Je n’ai jamais eu aucune envie de m’exhiber où que ce soit, ni même de me faire remarquer de quelque manière que ce soit. Je souhaite passer inaperçu, ne pas attirer l’attention et ne jamais faire aucun bruit.
Je suis prêt cependant à monter chaque soir sur une scène pour m’exposer en pleine lumière devant un public et jouer. Je fais même tout ce que je peux pour cela. Il me semble que (malgré tout!) c’est bon pour ma santé et il me semble aussi que j’ai quelque chose de très intéressant à dire et à montrer à mes congénères.
Quoi exactement je dis et je montre, je ne le sais pas bien et ne peux guère l’expliquer. Ca me parait être d’une absolue nécessité. Si nécessaire même qu’il se trouve toujours au moins quelques personnes pour venir me voir et m’écouter.
Elles m’assistent en quelque sorte et alors le théâtre a lieu. Après quoi soit dit en passant, mes chers amis, il vaut mieux ne point trop s’attarder à manger et à boire.
Ces personnes qui viennent savent peut-être mieux que moi à quoi sert et à quoi leur sert le théâtre. De même que la lumière leur donne une ombre et que le miroir leur donne un reflet, de même le théâtre leur donne un double et même plusieurs : le petit bonhomme dedans qui crie au secours, et toute une foule de sosies bien différents les uns des autres.

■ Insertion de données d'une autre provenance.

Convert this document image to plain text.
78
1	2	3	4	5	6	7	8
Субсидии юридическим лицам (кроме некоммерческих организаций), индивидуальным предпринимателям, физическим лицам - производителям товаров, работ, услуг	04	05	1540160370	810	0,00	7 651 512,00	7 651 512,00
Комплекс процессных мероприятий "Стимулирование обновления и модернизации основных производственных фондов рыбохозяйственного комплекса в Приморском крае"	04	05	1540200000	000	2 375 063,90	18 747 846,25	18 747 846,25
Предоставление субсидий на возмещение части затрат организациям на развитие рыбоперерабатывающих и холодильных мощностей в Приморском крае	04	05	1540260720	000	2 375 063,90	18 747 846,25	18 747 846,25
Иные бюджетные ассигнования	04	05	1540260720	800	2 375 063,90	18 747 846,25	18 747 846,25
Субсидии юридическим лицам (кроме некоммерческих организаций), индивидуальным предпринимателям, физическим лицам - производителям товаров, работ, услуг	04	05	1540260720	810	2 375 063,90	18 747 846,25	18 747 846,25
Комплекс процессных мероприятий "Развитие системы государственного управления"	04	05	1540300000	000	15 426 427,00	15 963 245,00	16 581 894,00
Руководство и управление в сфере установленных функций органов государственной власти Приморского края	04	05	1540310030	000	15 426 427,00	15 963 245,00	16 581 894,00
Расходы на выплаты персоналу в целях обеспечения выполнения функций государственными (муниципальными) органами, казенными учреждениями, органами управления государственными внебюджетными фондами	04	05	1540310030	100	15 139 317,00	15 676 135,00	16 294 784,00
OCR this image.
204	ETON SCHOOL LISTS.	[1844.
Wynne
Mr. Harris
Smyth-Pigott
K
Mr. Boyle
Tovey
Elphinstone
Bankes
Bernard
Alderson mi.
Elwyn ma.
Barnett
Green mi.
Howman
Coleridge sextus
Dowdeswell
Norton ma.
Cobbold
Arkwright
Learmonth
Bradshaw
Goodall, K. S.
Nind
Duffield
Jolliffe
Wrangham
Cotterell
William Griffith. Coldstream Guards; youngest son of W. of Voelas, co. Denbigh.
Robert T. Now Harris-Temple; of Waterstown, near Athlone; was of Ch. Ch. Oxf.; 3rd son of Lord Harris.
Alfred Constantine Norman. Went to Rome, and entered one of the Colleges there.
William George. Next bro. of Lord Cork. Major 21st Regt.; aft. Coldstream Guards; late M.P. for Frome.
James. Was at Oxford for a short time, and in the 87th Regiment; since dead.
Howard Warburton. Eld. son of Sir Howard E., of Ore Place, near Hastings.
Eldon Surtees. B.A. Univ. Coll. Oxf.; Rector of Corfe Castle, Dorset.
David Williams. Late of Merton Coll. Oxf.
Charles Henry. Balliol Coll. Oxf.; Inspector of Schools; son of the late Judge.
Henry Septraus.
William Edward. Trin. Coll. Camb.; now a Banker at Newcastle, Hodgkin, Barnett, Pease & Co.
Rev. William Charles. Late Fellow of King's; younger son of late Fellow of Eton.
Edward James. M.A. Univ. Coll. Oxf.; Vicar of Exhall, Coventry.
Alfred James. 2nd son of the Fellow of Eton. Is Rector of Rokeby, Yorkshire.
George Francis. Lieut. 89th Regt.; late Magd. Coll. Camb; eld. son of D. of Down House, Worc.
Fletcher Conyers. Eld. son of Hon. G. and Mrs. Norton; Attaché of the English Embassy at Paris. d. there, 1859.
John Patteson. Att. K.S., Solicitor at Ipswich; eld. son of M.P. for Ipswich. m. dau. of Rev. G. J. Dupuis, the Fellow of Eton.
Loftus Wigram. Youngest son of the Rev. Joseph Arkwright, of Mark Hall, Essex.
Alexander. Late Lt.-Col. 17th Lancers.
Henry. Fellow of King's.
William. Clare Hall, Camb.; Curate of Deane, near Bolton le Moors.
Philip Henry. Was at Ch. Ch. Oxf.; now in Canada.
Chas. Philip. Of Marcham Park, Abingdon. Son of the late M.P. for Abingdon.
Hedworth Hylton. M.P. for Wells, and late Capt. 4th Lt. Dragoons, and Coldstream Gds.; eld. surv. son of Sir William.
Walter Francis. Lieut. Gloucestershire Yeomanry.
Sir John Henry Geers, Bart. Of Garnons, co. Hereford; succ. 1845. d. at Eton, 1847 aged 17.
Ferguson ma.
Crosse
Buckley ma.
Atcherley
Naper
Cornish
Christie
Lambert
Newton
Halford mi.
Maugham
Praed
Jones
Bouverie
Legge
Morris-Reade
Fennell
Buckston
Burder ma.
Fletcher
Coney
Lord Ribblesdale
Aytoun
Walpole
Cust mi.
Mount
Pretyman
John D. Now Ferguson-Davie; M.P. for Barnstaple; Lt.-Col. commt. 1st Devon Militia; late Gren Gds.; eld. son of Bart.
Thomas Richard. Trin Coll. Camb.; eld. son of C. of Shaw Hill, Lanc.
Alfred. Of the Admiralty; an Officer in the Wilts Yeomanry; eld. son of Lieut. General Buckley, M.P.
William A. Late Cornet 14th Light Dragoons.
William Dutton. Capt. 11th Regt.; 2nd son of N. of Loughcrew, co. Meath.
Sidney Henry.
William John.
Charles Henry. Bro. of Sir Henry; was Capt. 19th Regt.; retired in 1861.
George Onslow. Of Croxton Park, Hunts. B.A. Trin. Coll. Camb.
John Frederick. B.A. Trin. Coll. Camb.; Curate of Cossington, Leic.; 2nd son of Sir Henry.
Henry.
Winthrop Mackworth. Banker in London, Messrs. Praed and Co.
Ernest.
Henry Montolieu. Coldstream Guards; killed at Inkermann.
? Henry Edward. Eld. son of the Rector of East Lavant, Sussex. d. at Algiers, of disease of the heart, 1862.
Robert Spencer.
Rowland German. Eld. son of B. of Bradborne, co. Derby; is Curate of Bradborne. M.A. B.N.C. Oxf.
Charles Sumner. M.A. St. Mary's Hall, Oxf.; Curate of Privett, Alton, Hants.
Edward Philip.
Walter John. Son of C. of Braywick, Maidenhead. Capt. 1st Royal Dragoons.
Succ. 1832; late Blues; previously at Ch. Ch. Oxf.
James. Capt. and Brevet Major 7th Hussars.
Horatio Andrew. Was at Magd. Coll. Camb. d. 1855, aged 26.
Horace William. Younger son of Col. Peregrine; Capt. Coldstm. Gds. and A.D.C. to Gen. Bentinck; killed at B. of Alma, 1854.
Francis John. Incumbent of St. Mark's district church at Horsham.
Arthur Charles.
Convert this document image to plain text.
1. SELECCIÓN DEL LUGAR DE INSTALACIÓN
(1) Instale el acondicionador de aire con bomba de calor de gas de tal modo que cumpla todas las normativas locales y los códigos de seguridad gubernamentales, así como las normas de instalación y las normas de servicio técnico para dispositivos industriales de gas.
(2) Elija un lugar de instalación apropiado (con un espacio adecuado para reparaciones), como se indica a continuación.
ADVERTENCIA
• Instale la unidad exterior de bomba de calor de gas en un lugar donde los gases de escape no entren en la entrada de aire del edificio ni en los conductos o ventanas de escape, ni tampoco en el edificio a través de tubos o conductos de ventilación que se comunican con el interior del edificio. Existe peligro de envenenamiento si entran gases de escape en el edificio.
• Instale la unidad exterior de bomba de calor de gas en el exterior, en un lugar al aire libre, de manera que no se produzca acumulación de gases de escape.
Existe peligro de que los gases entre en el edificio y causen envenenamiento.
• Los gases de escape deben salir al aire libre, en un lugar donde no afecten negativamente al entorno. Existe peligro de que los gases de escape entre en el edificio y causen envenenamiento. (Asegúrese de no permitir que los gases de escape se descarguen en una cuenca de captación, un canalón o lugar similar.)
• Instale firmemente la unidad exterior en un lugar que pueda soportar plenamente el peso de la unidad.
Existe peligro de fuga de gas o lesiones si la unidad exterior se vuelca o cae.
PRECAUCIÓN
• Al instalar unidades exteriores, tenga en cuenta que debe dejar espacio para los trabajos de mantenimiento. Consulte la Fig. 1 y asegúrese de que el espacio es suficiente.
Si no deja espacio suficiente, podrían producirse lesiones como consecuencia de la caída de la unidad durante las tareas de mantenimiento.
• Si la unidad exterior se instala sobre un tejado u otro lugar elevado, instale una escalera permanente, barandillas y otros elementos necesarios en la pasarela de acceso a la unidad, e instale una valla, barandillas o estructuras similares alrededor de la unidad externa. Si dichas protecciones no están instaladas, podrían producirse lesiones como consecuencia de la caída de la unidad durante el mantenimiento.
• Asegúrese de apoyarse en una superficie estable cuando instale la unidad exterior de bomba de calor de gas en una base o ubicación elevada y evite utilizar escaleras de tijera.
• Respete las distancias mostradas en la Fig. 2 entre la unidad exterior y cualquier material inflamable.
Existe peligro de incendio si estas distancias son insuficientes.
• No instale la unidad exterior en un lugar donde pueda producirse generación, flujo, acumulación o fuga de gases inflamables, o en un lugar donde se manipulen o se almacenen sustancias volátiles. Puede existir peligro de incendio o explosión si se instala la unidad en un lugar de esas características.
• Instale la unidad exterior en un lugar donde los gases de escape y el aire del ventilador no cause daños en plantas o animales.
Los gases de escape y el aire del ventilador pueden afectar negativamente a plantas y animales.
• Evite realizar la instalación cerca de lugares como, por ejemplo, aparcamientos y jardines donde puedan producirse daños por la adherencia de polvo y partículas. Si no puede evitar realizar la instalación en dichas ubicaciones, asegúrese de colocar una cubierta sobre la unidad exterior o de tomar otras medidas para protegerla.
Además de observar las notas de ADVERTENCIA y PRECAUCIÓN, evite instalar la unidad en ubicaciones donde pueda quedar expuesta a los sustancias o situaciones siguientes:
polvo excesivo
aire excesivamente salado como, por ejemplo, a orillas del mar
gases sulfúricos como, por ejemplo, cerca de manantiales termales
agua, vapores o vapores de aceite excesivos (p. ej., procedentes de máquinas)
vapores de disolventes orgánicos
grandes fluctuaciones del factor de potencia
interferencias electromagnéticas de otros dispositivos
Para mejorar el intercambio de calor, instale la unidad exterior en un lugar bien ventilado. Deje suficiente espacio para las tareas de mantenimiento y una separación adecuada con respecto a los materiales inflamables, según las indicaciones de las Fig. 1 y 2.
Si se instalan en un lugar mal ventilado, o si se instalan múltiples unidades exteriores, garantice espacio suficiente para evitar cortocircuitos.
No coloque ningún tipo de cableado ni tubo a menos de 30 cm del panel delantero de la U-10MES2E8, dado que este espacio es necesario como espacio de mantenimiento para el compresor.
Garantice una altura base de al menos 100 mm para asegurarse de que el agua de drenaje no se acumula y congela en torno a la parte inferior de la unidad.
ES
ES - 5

Ce reflet, cette ombre, ces doubles qui bougent et se modifient sans cesse fournissent à ces gens des indications précieuses sur leur corps, sur leur situation dans l’espace et dans le temps, sur leur apparence, leurs airs, leurs gestes, leurs pensées secrètes, leurs sentiments cachés…
Elles savent ainsi beaucoup mieux où elles sont, qui elles sont, d’où elles viennent et même où elles vont ! Elles ont du moins l’impression de le savoir intensément un bref instant.
Plus la tempête est grande sur la scène, plus le héros est malmené, et plus il sert de phare pour faire le point à tous ces immobiles dans le silence de la salle, très agités à l’intérieur d’eux-mêmes et très désemparés.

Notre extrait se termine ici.